News & Events
Carlos Vivo-Vilches (Carleton)
McDonald Institute Seminar Series
Location: STI 501
Date: January 28, 2020
Time: 11:30am - 12:30pm
Accelerator mass spectrometry Survey of Trace Radionuclides for Experiments on Astroparticle physics (ASTREA)
Accelerator Mass Spectrometry (AMS) is a technique for the measurement of ultra-trace levels of long‑lived radionuclides. Since it was developed more than 40 years ago, AMS has been used to measure different cosmogenic and/or anthropogenic radionuclides, such as 10Be, 14C, 26Al, 36Cl, 41Ca, 129I and 236U; and for several different applications.
The joint project of the Astroparticle Physics group at Carleton University and the André E. Lalonde AMS Laboratory at the University of Ottawa, ASTREA, has a different approach: the AMS assay of primordial radionuclides, such as 238U, 232Th and 210Pb. The objective is the application of AMS to the radioassay of materials for experiments looking for rare event searches in Astroparticle Physics, like neutrinoless double‑beta decay or direct dark matter detection.
238U and 232Th AMS is a challenging one since contamination cannot be avoided in the chemical preparation of the sample, which raises concern about how high this contamination can be. When possible, the use of the original sample, untreated, as sputtering target is preferred.
The measurement of 210Pb concentrations is closer to other radionuclide AMS in terms of procedures. The main difference is that the relatively low half-life of 210Pb (22.2 years), which actually makes possible, in most of the cases, its measurement by γ-counting or by the measurement of its daughter 210Po by α-spectrometry. Nevertheless, in some cases, these techniques do not have the sensitivity required to assay some samples, especially when the sample mass available is low. This is typically the case of polymer samples. AMS allows the assay of 210Pb on ultra-thin polymers, like Kapton, with a LOD down to 5 mBq/m2.

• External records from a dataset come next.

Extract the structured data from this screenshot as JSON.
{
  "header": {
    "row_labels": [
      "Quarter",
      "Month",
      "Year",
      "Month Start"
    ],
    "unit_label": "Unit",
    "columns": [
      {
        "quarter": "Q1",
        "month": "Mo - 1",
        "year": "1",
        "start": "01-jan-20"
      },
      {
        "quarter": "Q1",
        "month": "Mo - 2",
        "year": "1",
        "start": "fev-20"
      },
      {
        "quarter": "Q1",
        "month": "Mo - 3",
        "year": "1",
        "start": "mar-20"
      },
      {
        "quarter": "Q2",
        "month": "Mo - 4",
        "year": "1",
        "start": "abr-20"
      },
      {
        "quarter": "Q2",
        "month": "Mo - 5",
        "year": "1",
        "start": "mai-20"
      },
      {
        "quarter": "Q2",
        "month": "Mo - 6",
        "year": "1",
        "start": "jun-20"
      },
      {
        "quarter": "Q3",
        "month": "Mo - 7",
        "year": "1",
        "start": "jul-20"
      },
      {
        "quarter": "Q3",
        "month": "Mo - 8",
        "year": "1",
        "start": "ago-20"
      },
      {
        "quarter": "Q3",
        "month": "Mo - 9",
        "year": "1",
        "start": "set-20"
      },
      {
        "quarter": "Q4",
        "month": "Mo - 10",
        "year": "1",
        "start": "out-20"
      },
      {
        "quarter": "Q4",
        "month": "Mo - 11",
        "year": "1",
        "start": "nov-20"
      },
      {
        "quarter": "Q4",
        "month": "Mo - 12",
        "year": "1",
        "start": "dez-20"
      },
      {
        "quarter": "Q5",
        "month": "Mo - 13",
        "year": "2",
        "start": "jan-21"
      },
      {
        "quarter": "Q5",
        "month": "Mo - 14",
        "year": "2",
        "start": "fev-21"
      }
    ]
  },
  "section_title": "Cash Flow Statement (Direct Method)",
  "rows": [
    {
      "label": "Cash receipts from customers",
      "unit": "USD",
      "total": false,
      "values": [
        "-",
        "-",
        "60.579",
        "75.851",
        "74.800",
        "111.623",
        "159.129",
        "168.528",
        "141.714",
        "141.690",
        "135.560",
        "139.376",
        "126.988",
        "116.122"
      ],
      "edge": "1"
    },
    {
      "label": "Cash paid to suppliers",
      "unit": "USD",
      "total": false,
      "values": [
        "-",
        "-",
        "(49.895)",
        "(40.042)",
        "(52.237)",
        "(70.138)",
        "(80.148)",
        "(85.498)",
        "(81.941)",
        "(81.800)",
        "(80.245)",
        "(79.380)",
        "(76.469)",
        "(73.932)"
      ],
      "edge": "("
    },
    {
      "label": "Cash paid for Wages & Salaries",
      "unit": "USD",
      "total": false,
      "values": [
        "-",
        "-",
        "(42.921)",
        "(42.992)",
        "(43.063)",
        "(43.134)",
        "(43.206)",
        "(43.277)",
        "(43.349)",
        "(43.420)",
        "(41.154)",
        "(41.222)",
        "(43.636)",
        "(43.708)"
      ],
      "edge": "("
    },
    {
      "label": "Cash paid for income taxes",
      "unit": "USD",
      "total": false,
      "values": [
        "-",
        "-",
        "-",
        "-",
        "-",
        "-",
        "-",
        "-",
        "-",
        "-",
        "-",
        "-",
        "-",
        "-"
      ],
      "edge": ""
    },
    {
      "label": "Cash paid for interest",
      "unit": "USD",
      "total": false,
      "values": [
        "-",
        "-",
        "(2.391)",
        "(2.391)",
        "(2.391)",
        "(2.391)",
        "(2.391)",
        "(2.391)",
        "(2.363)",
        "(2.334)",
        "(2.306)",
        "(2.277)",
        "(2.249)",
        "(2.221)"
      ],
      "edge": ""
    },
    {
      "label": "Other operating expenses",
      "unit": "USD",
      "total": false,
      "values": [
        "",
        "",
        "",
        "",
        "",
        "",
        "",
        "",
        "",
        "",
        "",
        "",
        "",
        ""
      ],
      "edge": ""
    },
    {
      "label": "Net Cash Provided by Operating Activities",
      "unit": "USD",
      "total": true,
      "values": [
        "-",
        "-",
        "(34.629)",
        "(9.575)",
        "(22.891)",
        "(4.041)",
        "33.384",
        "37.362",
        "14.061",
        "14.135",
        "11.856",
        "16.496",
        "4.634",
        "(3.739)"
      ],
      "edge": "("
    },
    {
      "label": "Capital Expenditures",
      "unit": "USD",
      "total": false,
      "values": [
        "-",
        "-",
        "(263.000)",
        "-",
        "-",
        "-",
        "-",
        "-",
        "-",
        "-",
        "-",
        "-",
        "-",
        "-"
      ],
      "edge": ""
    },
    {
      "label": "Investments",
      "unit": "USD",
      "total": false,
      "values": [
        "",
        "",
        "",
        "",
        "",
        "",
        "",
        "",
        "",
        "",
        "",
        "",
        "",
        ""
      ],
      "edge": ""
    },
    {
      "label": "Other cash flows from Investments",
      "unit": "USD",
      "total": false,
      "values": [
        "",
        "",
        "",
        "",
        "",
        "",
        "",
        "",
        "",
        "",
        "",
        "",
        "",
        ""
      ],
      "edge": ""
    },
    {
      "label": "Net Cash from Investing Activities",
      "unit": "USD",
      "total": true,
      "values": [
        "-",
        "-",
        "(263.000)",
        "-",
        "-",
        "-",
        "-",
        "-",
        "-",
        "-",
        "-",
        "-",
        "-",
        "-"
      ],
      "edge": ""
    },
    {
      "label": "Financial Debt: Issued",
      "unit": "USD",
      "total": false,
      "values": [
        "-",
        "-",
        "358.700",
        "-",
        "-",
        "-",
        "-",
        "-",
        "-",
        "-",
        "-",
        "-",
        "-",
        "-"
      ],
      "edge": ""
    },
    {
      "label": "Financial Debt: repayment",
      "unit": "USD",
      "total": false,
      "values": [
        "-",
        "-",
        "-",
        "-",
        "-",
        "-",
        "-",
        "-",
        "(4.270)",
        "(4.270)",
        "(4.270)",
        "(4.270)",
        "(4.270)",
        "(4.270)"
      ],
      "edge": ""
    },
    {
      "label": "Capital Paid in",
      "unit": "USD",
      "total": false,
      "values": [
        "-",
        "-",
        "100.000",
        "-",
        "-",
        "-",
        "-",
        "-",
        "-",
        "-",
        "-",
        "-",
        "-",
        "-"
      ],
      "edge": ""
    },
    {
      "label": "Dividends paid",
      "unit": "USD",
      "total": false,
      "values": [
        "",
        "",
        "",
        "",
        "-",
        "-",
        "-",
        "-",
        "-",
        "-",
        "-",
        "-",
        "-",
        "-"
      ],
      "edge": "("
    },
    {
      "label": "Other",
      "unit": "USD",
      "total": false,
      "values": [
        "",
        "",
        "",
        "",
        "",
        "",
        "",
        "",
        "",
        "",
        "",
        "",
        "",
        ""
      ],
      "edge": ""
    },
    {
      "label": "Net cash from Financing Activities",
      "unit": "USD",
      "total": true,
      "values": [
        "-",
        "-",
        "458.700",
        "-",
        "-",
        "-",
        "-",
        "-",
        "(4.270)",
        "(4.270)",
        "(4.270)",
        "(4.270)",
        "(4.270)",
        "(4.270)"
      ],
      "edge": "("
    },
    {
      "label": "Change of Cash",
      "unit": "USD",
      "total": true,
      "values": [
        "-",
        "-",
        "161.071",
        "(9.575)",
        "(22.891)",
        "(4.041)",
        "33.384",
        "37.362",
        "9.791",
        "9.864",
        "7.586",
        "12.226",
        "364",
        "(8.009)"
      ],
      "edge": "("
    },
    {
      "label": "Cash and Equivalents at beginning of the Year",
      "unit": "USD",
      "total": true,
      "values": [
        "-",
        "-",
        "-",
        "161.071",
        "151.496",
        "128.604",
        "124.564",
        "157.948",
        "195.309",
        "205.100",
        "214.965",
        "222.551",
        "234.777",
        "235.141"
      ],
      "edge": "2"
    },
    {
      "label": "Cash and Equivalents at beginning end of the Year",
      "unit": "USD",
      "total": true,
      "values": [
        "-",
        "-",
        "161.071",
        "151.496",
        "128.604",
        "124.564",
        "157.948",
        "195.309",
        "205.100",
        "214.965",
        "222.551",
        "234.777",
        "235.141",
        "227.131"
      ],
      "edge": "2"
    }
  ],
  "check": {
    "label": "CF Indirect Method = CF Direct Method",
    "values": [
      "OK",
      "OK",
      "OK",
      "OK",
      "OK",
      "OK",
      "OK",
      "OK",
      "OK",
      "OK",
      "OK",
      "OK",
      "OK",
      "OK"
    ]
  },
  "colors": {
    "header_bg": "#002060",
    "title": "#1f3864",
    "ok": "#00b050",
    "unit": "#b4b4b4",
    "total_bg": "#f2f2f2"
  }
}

In this talk, we will discuss the recent works done by the Carleton group, to provide a proper calibration to U and Th AMS; and the assay of 210Pb concentrations in polymers thanks to the sensitivity provided by the AMS technique. We will also discuss the future capabilities of the technique, including its potential in other experiments and the usefulness of the radioassay of typical AMS radionuclides.